J'ai toujours suivi Sora pour les études, incapable de me décider, et avec au cœur l'envie d'être le plus souvent possible à ses côtés, mais quand il a choisi une option en art alors que c'était facultatif, j'ai passé mon tour. Je n'ai absolument aucun talent ! Je préférais éviter de faire baisser ma moyenne. Lui, en revanche, il a du talent à revendre, notamment dans la photographie. C'est bien pour ça que son professeur a décidé d'organiser une exposition avec lui. Sora n'était pas trop partant, mais quand on lui a dit que la note compterait dans sa moyenne et donc pour le contrôle continu, il a changé d'avis.

Finalement, on est pareils ! Lui, il cherche à augmenter sa moyenne, moi, à ne pas la faire baisser.

De fil en aiguille, son professeur un peu déjanté et lui ont organisé l'exposition qui se tient aujourd'hui dans l'agora de notre lycée. Il n'y a pas eu d'invitations ou quoi que ce soit du genre, les photos sont juste là, et les regarde qui veut les regarder.

Je ne pensais pas qu'il y aurait autant d'intéressés, mais il faut croire que le mot est passé parce qu'où que j'aille dans le lycée, j'entends les gens dire qu'il faut absolument voir ça. Du coup, je brûle d'impatience de pouvoir aller admirer l'exposition à mon tour !


Une fois les cahiers déposés à la vie scolaire, je remonte enfin le couloir pour atteindre l'agora. Sur le chemin, j'entends des filles dire qu'elles ne savent pas ce qui est le plus beau entre les photos ou le photographe, et je fronce les sourcils.
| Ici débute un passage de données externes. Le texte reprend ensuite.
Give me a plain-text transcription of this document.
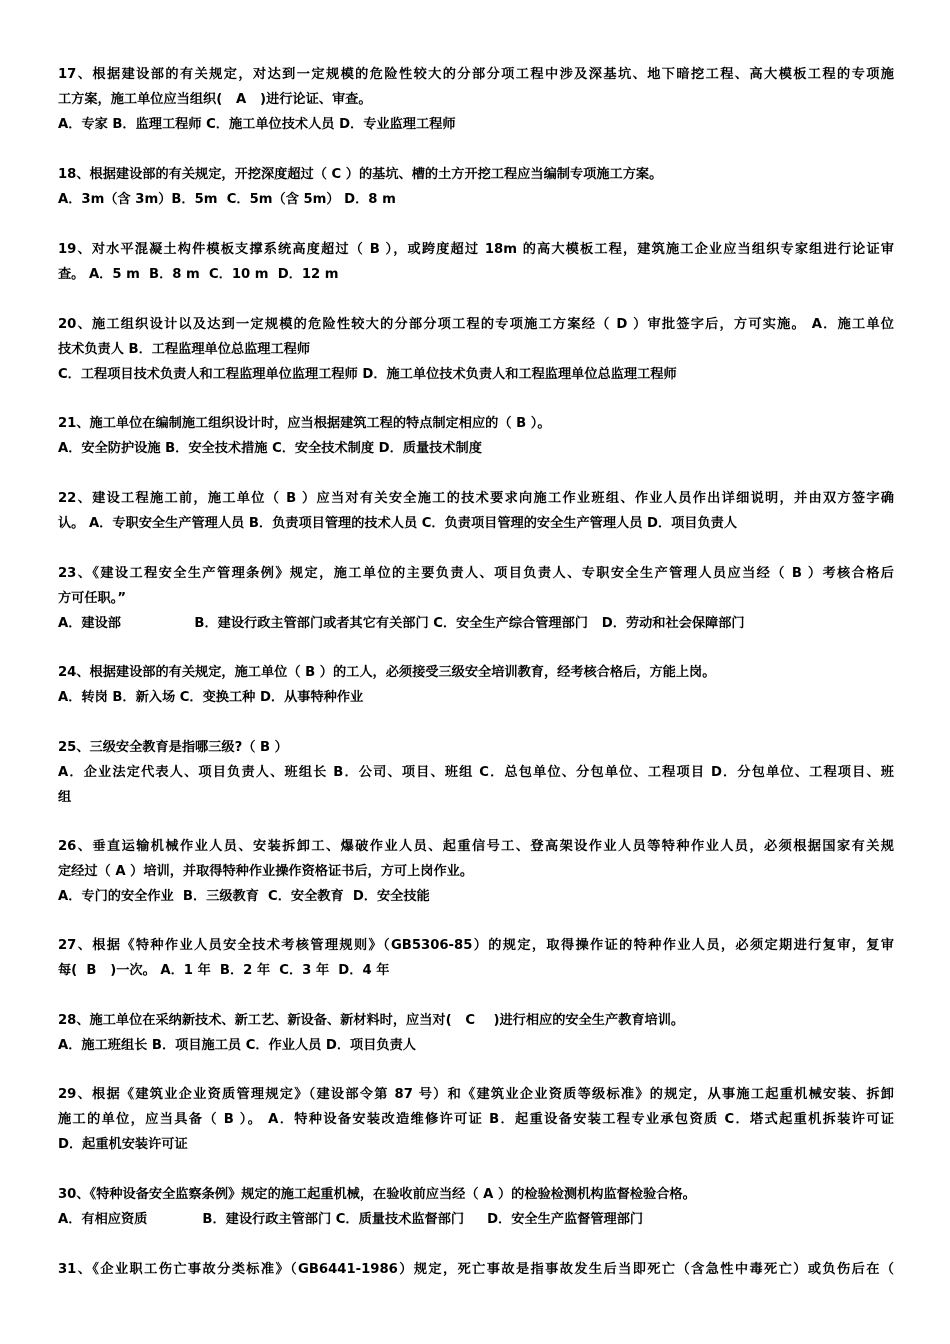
17、根据建设部的有关规定，对达到一定规模的危险性较大的分部分项工程中涉及深基坑、地下暗挖工程、高大模板工程的专项施
工方案，施工单位应当组织(   A   )进行论证、审查。
A．专家 B．监理工程师 C．施工单位技术人员 D．专业监理工程师
18、根据建设部的有关规定，开挖深度超过（ C ）的基坑、槽的土方开挖工程应当编制专项施工方案。
A．3m（含 3m）B．5m  C．5m（含 5m） D．8 m
19、对水平混凝土构件模板支撑系统高度超过（ B ），或跨度超过 18m 的高大模板工程，建筑施工企业应当组织专家组进行论证审
查。 A．5 m  B．8 m  C．10 m  D．12 m
20、施工组织设计以及达到一定规模的危险性较大的分部分项工程的专项施工方案经（ D ）审批签字后，方可实施。 A．施工单位
技术负责人 B．工程监理单位总监理工程师
C．工程项目技术负责人和工程监理单位监理工程师 D．施工单位技术负责人和工程监理单位总监理工程师
21、施工单位在编制施工组织设计时，应当根据建筑工程的特点制定相应的（ B ）。
A．安全防护设施 B．安全技术措施 C．安全技术制度 D．质量技术制度
22、建设工程施工前，施工单位（ B ）应当对有关安全施工的技术要求向施工作业班组、作业人员作出详细说明，并由双方签字确
认。 A．专职安全生产管理人员 B．负责项目管理的技术人员 C．负责项目管理的安全生产管理人员 D．项目负责人
23、《建设工程安全生产管理条例》规定，施工单位的主要负责人、项目负责人、专职安全生产管理人员应当经（ B ）考核合格后
方可任职。”
A．建设部                B．建设行政主管部门或者其它有关部门 C．安全生产综合管理部门   D．劳动和社会保障部门
24、根据建设部的有关规定，施工单位（ B ）的工人，必须接受三级安全培训教育，经考核合格后，方能上岗。
A．转岗 B．新入场 C．变换工种 D．从事特种作业
25、三级安全教育是指哪三级?（ B ）
A．企业法定代表人、项目负责人、班组长 B．公司、项目、班组 C．总包单位、分包单位、工程项目 D．分包单位、工程项目、班
组
26、垂直运输机械作业人员、安装拆卸工、爆破作业人员、起重信号工、登高架设作业人员等特种作业人员，必须根据国家有关规
定经过（ A ）培训，并取得特种作业操作资格证书后，方可上岗作业。
A．专门的安全作业  B．三级教育  C．安全教育  D．安全技能
27、根据《特种作业人员安全技术考核管理规则》（GB5306-85）的规定，取得操作证的特种作业人员，必须定期进行复审，复审
每(  B   )一次。 A．1 年  B．2 年  C．3 年  D．4 年
28、施工单位在采纳新技术、新工艺、新设备、新材料时，应当对(   C    )进行相应的安全生产教育培训。
A．施工班组长 B．项目施工员 C．作业人员 D．项目负责人
29、根据《建筑业企业资质管理规定》（建设部令第 87 号）和《建筑业企业资质等级标准》的规定，从事施工起重机械安装、拆卸
施工的单位，应当具备（ B ）。 A．特种设备安装改造维修许可证 B．起重设备安装工程专业承包资质 C．塔式起重机拆装许可证
D．起重机安装许可证
30、《特种设备安全监察条例》规定的施工起重机械，在验收前应当经（ A ）的检验检测机构监督检验合格。
A．有相应资质            B．建设行政主管部门 C．质量技术监督部门     D．安全生产监督管理部门
31、《企业职工伤亡事故分类标准》（GB6441-1986）规定，死亡事故是指事故发生后当即死亡（含急性中毒死亡）或负伤后在（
Trois autres personnes vantent les mérites – ou la beauté – de Sora avant que je n'atteigne enfin l'exposition. Je me fais la réflexion que l'être humain est fort changeant. Il était presque invisible jusque-là, et maintenant, c'est un Dieu vivant...

Je suis un peu jaloux. Sora est mon petit ami, j'aimerais que les gens arrêtent de le regarder comme le font ces deux filles assises non loin.

Je peste encore mentalement quand je sens une présence à mes côtés.

— Tu aimes ?

— Hein ? demandé-je en tournant la tête vers Sora.

— Les photos, Eli.

— Je ne les ai pas encore regardées.

— Tu es planté ici depuis quinze minutes, qu'est-ce que tu fabriques ?

Je ne vais quand même pas lui dire que je dévisage deux idiotes qui bavent sur lui... Je préfère secouer la tête pour lui faire savoir qu'il n'y a rien. Tout va bien.

— Montre-moi ! m'exclamé-je.

— Tu as juste à suivre les flèches. Je ne vais pas te tenir la main, grogne-t-il.

C'est un peu vexant de se faire rejeter comme ça, mais nous avons décidé de ne pas nous afficher au lycée, alors je ne peux rien dire. Malgré tout, je baisse la tête, un peu blessé. Puis je m'éloigne pour découvrir ses photos une par une.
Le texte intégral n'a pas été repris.